- Born: April 27, 1976 (age 49) Shilin District, Taipei, Taiwan
- Education: Tamsui Vocational High School
- Culinary career
- Cooking style: French, Sichuan (Chinese)
- Rating Michelin stars ; ;
- Current restaurants 1887 by André (Singapore); archi at The Archipelago (Toucheng, Taiwan); Burnt Ends (Singapore) ; The Bridge (Chengdu); ;
- Previous restaurants Bincho (Singapore); Jaan par André at Swissôtel The Stamford (Singapore); Porte 12 (Paris); RAW (Taipei) ; Restaurant André (Singapore) ; Sichuan Moon at Wynn Palace (Macau) ; ;

= André Chiang =

Taiwanese chef and restaurant owner

André Chiang (江振誠 (Jiāng Zhènchéng); born 27 April 1976) is a Taiwanese chef and owner of five restaurants. He is the former head chef of the three Michelin star restaurant Le Jardin des Sens in France. He is known for his "Octo-philosophy" of eight elements which make up his dishes. In 2017, his Michelin 2-star eponymous Restaurant André was named the Best Restaurant in Singapore, and the second-best in Asia by Restaurant magazine.

==Early life==
André Chiang was born in Taiwan, but spent his early life in Japan where he learnt to cook from his mother. He initially expected to follow her into the family business and eventually take over but found that his imagination exceeded those bounds and wanted to learn the food of other cuisines. He specifically wanted to learn French cuisine because he felt that it was most unobtainable.

==Culinary career==
Chiang moved to France, initially expecting to stay for a short period and return to Asia. Instead, he spent the next fifteen years living there having gained a position at the three Michelin star restaurant Le Jardin des Sens run by Jacques and Laurent Pourcel despite Chiang not speaking any French at the time. Over the course of the next nine years, Chiang worked his way up through the kitchen to the position of chef de cuisine. During his time in France, he also spent time in the kitchens of La Maison Troisgros, L'Atelier de Joël Robuchon and Restaurant Pierre Gagnaire.

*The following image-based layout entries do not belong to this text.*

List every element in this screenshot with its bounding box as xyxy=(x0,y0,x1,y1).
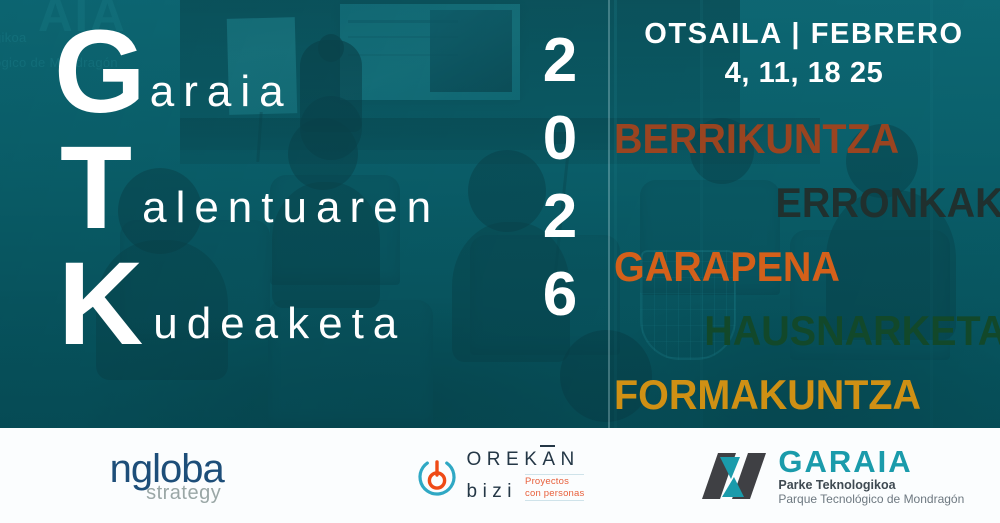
gtk-title-lockup: G araia T alentuaren K udeaketa xyxy=(0,0,520,428)
gtk-word-udeaketa: udeaketa xyxy=(153,299,406,349)
gtk-initial-k: K xyxy=(58,256,143,353)
garaia-wordmark: GARAIA xyxy=(778,446,964,477)
gtk-initial-t: T xyxy=(60,140,132,237)
orekan-circle-icon xyxy=(416,455,458,497)
year-digit-3: 2 xyxy=(543,178,577,256)
logo-garaia[interactable]: GARAIA Parke Teknologikoa Parque Tecnoló… xyxy=(667,428,1000,523)
year-digit-1: 2 xyxy=(543,22,577,100)
orekan-tagline: Proyectos con personas xyxy=(525,474,584,500)
garaia-subtitle-eu: Parke Teknologikoa xyxy=(778,479,964,492)
sponsor-logo-bar: ngloba strategy OREKAN xyxy=(0,428,1000,523)
ngloba-tagline: strategy xyxy=(144,483,224,503)
orekan-macron-accent xyxy=(540,445,555,447)
gtk-line-garaia: G araia xyxy=(54,24,293,123)
year-digit-2: 0 xyxy=(543,100,577,178)
year-digit-4: 6 xyxy=(543,256,577,334)
garaia-chevron-icon xyxy=(702,453,768,499)
event-banner: AIA gikoa ógico de Mondragón G araia T a… xyxy=(0,0,1000,523)
logo-ngloba[interactable]: ngloba strategy xyxy=(0,428,333,523)
event-month: OTSAILA | FEBRERO xyxy=(608,18,1000,51)
gtk-word-alentuaren: alentuaren xyxy=(142,183,440,233)
gtk-line-talentuaren: T alentuaren xyxy=(60,140,440,239)
keyword-erronkak: ERRONKAK xyxy=(776,182,1000,224)
event-days: 4, 11, 18 25 xyxy=(608,57,1000,90)
keyword-hausnarketa: HAUSNARKETA xyxy=(704,310,1000,352)
hero-section: AIA gikoa ógico de Mondragón G araia T a… xyxy=(0,0,1000,428)
orekan-tagline-l2: con personas xyxy=(525,488,584,499)
right-content: OTSAILA | FEBRERO 4, 11, 18 25 BERRIKUNT… xyxy=(608,0,1000,428)
orekan-tagline-l1: Proyectos xyxy=(525,476,584,487)
garaia-subtitle-es: Parque Tecnológico de Mondragón xyxy=(778,493,964,505)
orekan-wordmark-text: OREKAN xyxy=(467,449,580,470)
orekan-bizi-text: bizi xyxy=(467,482,518,501)
keyword-garapena: GARAPENA xyxy=(614,246,840,288)
gtk-initial-g: G xyxy=(54,24,146,121)
year-column: 2 0 2 6 xyxy=(528,22,592,334)
orekan-wordmark: OREKAN xyxy=(467,450,580,469)
gtk-word-araia: araia xyxy=(150,67,293,117)
keyword-berrikuntza: BERRIKUNTZA xyxy=(614,118,899,160)
gtk-line-kudeaketa: K udeaketa xyxy=(58,256,406,355)
keyword-formakuntza: FORMAKUNTZA xyxy=(614,374,921,416)
event-date: OTSAILA | FEBRERO 4, 11, 18 25 xyxy=(608,18,1000,90)
logo-orekan-bizi[interactable]: OREKAN bizi Proyectos con personas xyxy=(333,428,666,523)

After his time in France, Chiang took a position at the Maia Luxury Resort in the Seychelles, a move that he later credited with allowing him to discover his own style of cooking, a pursuit he felt had gotten lost during his work in French restaurants. It was during this time that he developed his "Octo-philosophy" of preparing dishes, which he describes as the eight elements of "pure, salt, artisan, south, texture, unique, memory and terroir". He described the meaning of pure as presenting the dish without seasoning, but allowing each item on the plate to naturally complement each other.

While the rest of his dishes have evolved over time, Chiang keeps one dish, entitled "Memory", the same as when he first created it in 1997. It is a warmed foie gras jelly served with a black truffle coulis. Chiang has called this a "pure André dish", having been the first dish he developed on his own. In 2008, he opened Jaan par André at the Swissôtel The Stamford in Singapore, and after 18 months at the restaurant it was placed at the 39th spot in the overall list of The World's 50 Best Restaurants. He closed the restaurant in 2010 to move out of the hotel and open Restaurant André in the Bukit Pasoh area of Singapore. At his self-titled restaurant, he and his team created a menu on a daily basis depending on the quality of produce available in the markets, crediting this for making both him and his team think about the courses and the techniques that they can use. Chiang announced the closure of Restaurant André in October 2017, and the restaurant ended service in February 2018.

In 2014, Chiang opened the restaurant RAW in Taipei, Taiwan.

==Awards==
During his time at his restaurant Jaan par André, Chiang was named the Rising Chef of the Year for 2009 at the World Gourmet Summit Awards of Excellence. Restaurant André has placed in the top 10 in Restaurant magazine's list of the top 50 restaurants in Asia since 2013, and was named the best restaurant in Singapore and the second-best restaurant in Asia in 2017. His Taipei restaurant RAW was named the best restaurant in Taiwan and ranked number 24 in Asia in the same list.

==Popular culture==
A documentary about Chiang, André & His Olive Tree by Singaporean filmmaker Josiah Ng, was released in August 2020.